E lei da figlio veniva ascoltato da suo padre?
«Io ho la soddisfazione di aver lavorato con i miei genitori che è molto di più, non c’era solo il rapporto padre figlio tra di noi. A 18 anni appena finita la scuola mio padre mi disse che voleva 30 maschere e che dovevano essere pronte in un mese e mezzo. Io non sapevo come fare, lui mi prese per mano e mi insegnò, mi disse dove dovevo andare, da chi dovevo imparare. Ebbe le sue maschere nei tempi giusti. Mio padre lavorava molto sulla fiducia, così ti sentivi più forte e davi il massimo. Era una modalità felice del suo lavoro».

E l’Università di Alcatraz a chi venne in mente?
«Papà voleva mettere in piedi una scuola di teatro ma non si capiva ancora dove. Io vedevo che i boschi intorno a casa mia venivano distrutti. Gli dissi come fosse una provocazione: “Compriamo i terreni qui intorno, salviamo i boschi e facciamo la scuola”. Temevo mi prendesse per scemo, invece ne fu entusiasta».

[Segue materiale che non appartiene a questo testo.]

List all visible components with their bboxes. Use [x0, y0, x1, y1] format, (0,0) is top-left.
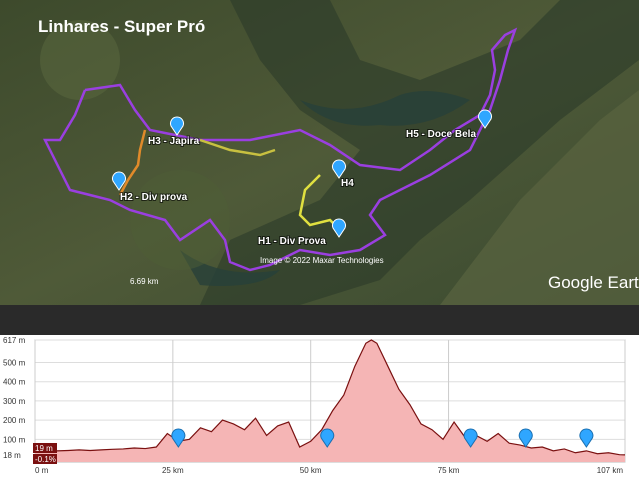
x-tick-label: 75 km: [438, 466, 460, 475]
scale-label: 6.69 km: [130, 277, 159, 286]
map-title: Linhares - Super Pró: [38, 17, 205, 36]
place-label: H3 - Japira: [148, 136, 200, 147]
y-tick-label: 400 m: [3, 378, 26, 387]
satellite-map: [0, 0, 639, 305]
place-label: H5 - Doce Bela: [406, 129, 476, 140]
y-tick-label: 100 m: [3, 435, 26, 444]
waypoint-pin: [320, 428, 335, 448]
x-tick-label: 107 km: [597, 466, 624, 475]
place-label: H4: [341, 178, 354, 189]
brand: Google Earth: [548, 273, 639, 292]
waypoint-pin: [171, 428, 186, 448]
place-label: H2 - Div prova: [120, 192, 188, 203]
readout-label: -0.1%: [35, 455, 56, 464]
readout-label: 19 m: [35, 444, 53, 453]
waypoint-pin: [518, 428, 533, 448]
y-tick-label: 617 m: [3, 336, 26, 345]
waypoint-pin: [463, 428, 478, 448]
y-tick-label: 200 m: [3, 416, 26, 425]
x-tick-label: 50 km: [300, 466, 322, 475]
y-tick-label: 500 m: [3, 358, 26, 367]
y-tick-label: 300 m: [3, 397, 26, 406]
imagery-credit: Image © 2022 Maxar Technologies: [260, 256, 384, 265]
elevation-line: [34, 339, 626, 456]
separator: [0, 305, 639, 335]
x-tick-label: 25 km: [162, 466, 184, 475]
y-tick-label: 18 m: [3, 451, 21, 460]
x-tick-label: 0 m: [35, 466, 49, 475]
place-label: H1 - Div Prova: [258, 236, 326, 247]
readout-box: [33, 443, 57, 453]
waypoint-pin: [579, 428, 594, 448]
readout-box: [33, 454, 57, 464]
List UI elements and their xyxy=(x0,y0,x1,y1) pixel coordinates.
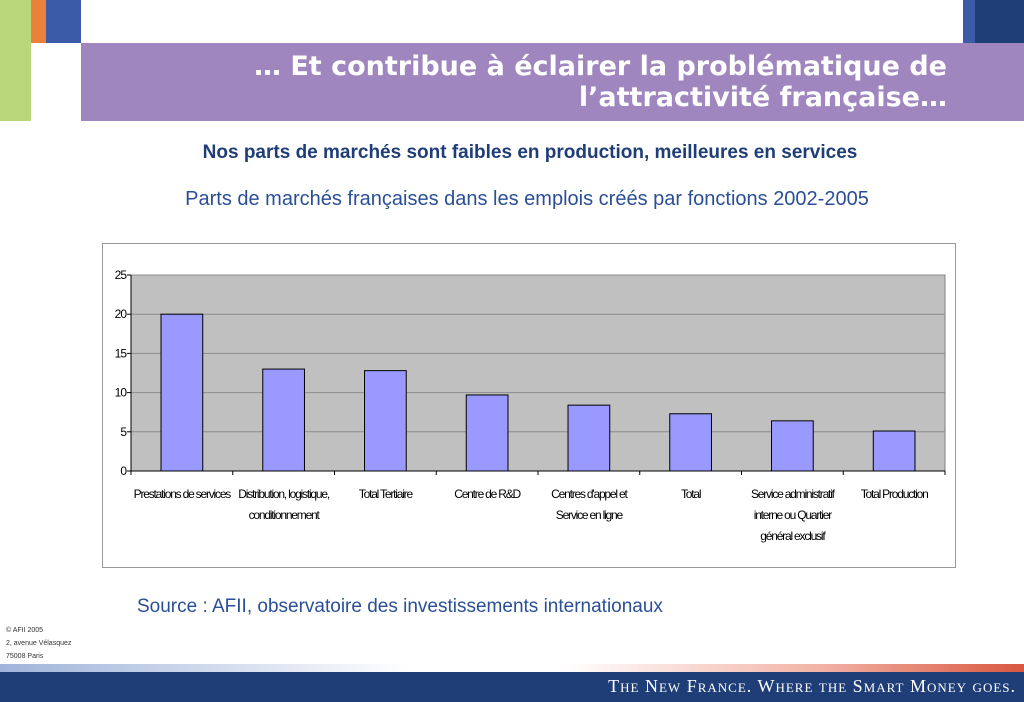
y-tick-label-1: 5 xyxy=(120,425,127,439)
bar-3 xyxy=(465,394,509,472)
corner-block-orange xyxy=(31,0,46,43)
bar-0 xyxy=(160,313,204,472)
y-tick-label-3: 15 xyxy=(115,346,128,360)
footer-gradient-line xyxy=(0,664,1024,672)
source-note: Source : AFII, observatoire des investis… xyxy=(137,596,663,617)
slide-title: … Et contribue à éclairer la problématiq… xyxy=(254,51,947,113)
y-tick-label-2: 10 xyxy=(115,386,128,400)
bar-7 xyxy=(872,430,916,472)
x-tick-label-4-line-1: Service en ligne xyxy=(556,508,624,522)
bar-6 xyxy=(771,420,814,472)
bar-4 xyxy=(567,404,611,472)
x-tick-label-6: Service administratif interne ou Quartier… xyxy=(751,487,836,543)
footer-address: © AFII 2005 2, avenue Vélasquez 75008 Pa… xyxy=(6,624,71,663)
x-tick-label-2-line-0: Total Tertiaire xyxy=(359,487,414,501)
chart-caption: Parts de marchés françaises dans les emp… xyxy=(185,188,869,210)
y-tick-label-0: 0 xyxy=(120,464,127,478)
x-tick-label-1: Distribution, logistique, conditionnement xyxy=(238,487,330,522)
x-tick-label-6-line-2: général exclusif xyxy=(760,529,826,543)
chart-frame: 0 5 10 15 20 25 Prestations de services Distrib… xyxy=(102,243,956,568)
y-tick-label-4: 20 xyxy=(115,307,128,321)
plot-area xyxy=(130,274,946,472)
bar-5 xyxy=(669,413,712,472)
y-tick-label-5: 25 xyxy=(115,268,128,282)
address-line-3: 75008 Paris xyxy=(6,653,44,660)
corner-block-blue xyxy=(46,0,81,43)
x-tick-label-6-line-1: interne ou Quartier xyxy=(754,508,832,522)
corner-block-right-dark xyxy=(975,0,1024,43)
slide-title-line-1: … Et contribue à éclairer la problématiq… xyxy=(253,51,947,82)
x-tick-label-6-line-0: Service administratif xyxy=(751,487,836,501)
bar-1 xyxy=(262,368,305,472)
x-tick-label-5: Total xyxy=(681,487,701,501)
x-tick-label-0-line-0: Prestations de services xyxy=(134,487,232,501)
x-tick-label-4: Centres d'appel et Service en ligne xyxy=(551,487,628,522)
slide-subtitle: Nos parts de marchés sont faibles en pro… xyxy=(202,142,858,163)
bar-2 xyxy=(364,370,407,472)
corner-block-right-blue xyxy=(963,0,975,43)
bar-chart: 0 5 10 15 20 25 Prestations de services Distrib… xyxy=(115,268,946,543)
address-line-2: 2, avenue Vélasquez xyxy=(6,640,72,647)
x-tick-label-7: Total Production xyxy=(861,487,928,501)
address-line-1: © AFII 2005 xyxy=(6,627,44,634)
slide-title-line-2: l’attractivité française… xyxy=(578,82,947,113)
footer-band: The New France. Where the Smart Money go… xyxy=(0,672,1024,702)
x-tick-label-3: Centre de R&D xyxy=(454,487,521,501)
title-bar: … Et contribue à éclairer la problématiq… xyxy=(81,43,1024,121)
corner-block-green xyxy=(0,0,31,121)
x-tick-label-4-line-0: Centres d'appel et xyxy=(551,487,628,501)
x-tick-label-2: Total Tertiaire xyxy=(359,487,414,501)
x-tick-label-3-line-0: Centre de R&D xyxy=(454,487,521,501)
x-tick-label-5-line-0: Total xyxy=(681,487,701,501)
x-tick-label-1-line-1: conditionnement xyxy=(249,508,321,522)
x-tick-label-7-line-0: Total Production xyxy=(861,487,928,501)
footer-tagline: The New France. Where the Smart Money go… xyxy=(608,676,1016,696)
x-tick-label-0: Prestations de services xyxy=(134,487,232,501)
x-tick-label-1-line-0: Distribution, logistique, xyxy=(238,487,330,501)
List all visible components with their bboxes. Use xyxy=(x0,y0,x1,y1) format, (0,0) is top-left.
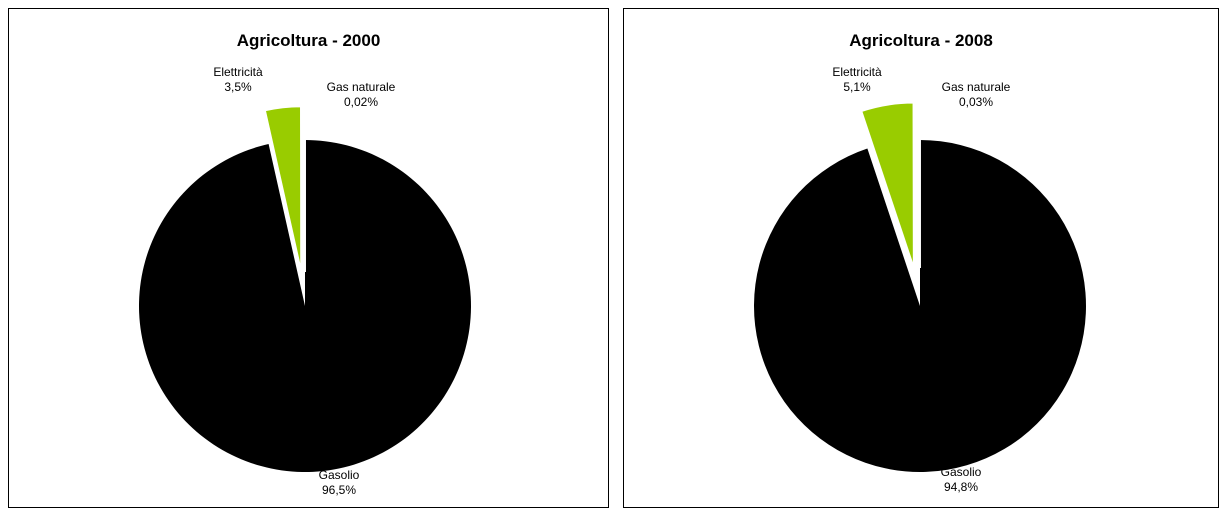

Ci sono stati degli episodi che hanno fatto indignare suo padre?
«Quando fu cacciato da Canzonissima in Rai. Tutti dissero che era successo perché aveva denunciato gli incidenti sul lavoro. Ma non era così o lo era solo in piccola parte. La censura arrivò perché nel 1962 in televisione, lui si era permesso di parlare della mafia. Malagodi in Parlamento si scagliò contro i miei genitori chiamandoli “guitti”, colpevoli a suo avviso di aver denigrato tutta la popolazione siciliana. Fu pazzesco».

E che cosa lo feriva?
«Quando scrivevano che essere ribelle gli era convenuto. Frasi ignobili che leggo ancora adesso. Un’infamia che prescinde da quanto accadeva in famiglia, io scortato a scuola dai carabinieri perché ci era arrivata una lettera anonima scritta con il sangue nella quale si spiegavano tutte le sevizie che avrei subito prima di essere sgozzato. Senza parlare di tutto il resto».

Fu molto stupito quando seppe che gli avevano dato il Nobel?
«Felice tantissimo ma non troppo stupito. Da sempre mia nonna continuava a ripetergli: “Tu vincerai il Nobel”».